COMPENSATION & INCENTIVES Analysis
- Cash vs Equity Mix: 2024 total comp $3.10M with equity ($1.62M grant-date value across stock/options) and cash (salary+bonus $1.48M), slightly lower than 2023 totals as equity grant values decreased YoY .
- Performance Conditions: Options require sustained share price >$1.00; aligns realizable pay with shareholder returns and retention via three-year vesting .
- Targeting and Peers: Committee generally targets 50th percentile for salary, bonus, and equity, adjusted for performance and criticality; peer group includes renewable fuels/energy tech names .
- Clawback and Policies: SEC/Nasdaq-compliant clawback; bans hedging/pledging; minimum one-year vesting for equity (limited exceptions) .
RISK INDICATORS & RED FLAGS
- Section 16(a) Filings: One late Form 4 filing for restricted stock on Oct 1, 2024 (also for other executives), suggests an administrative lapse but not a selling event .
- Option Repricing: Not permitted without shareholder approval; plan contains no evergreen or liberal share recycling .
- Governance Structure: Independent chair mitigates CEO/director dual-role concerns; CEO not on committees, preserving checks/balances .
Company Performance Context
| Metric | FY 2022 | FY 2023 | FY 2024 |
|---|---|---|---|
| Revenues ($) | $1,175,000* | $17,200,000* | $16,915,000* |
| EBITDA ($) | $(69,551,000)* | $(62,828,000)* | $(67,581,000)* |
| Net Income ($) | $(98,007,000) | $(66,215,000) | $(78,640,000) |
| Cash from Operations ($) | $(44,311,000)* | $(53,719,000)* | $(57,383,000)* |
| Values marked with * were retrieved from S&P Global. |
Key 2024 achievements included DOE Loan Programs Office conditional commitment of $1.46B for ATJ-60, Red Trail acquisition, RNG bond remarketing/ITC monetization, Verity commercial traction, and YE cash/cash equivalents/restricted cash of $259.0M .
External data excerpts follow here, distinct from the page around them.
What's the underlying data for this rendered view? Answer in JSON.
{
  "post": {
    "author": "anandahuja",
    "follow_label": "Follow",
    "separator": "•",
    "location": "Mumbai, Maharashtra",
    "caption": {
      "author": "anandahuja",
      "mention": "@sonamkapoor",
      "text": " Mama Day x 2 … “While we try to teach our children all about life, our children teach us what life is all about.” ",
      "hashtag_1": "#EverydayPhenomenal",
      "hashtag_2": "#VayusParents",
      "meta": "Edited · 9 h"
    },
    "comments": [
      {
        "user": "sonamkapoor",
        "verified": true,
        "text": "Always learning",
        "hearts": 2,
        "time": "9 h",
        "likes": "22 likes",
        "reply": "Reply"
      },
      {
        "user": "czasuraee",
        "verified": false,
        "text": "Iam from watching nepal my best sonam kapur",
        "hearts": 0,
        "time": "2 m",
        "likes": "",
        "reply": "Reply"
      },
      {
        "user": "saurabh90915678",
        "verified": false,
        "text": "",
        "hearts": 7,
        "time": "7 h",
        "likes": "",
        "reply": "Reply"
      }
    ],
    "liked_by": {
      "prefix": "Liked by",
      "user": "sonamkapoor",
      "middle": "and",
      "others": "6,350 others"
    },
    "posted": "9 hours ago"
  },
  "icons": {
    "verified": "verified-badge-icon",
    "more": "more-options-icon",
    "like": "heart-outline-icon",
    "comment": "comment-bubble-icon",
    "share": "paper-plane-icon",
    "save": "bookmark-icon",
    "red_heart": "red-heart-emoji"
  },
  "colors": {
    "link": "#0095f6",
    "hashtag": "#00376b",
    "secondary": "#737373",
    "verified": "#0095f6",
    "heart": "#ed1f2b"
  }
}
TSR proxy metric (value of $100 initial investment):
| Year | TSR Value |
|---|---|
| 2021 | $100.71 |
| 2022 | $44.71 |
| 2023 | $27.29 |
| 2024 | $49.18 |
Equity Ownership & Insider Selling Pressure
- Insider Transactions: No option exercises in 2024; significant RS vesting (815,015 shares) may imply withholding for taxes but no selling disclosed; hedging/pledging prohibited .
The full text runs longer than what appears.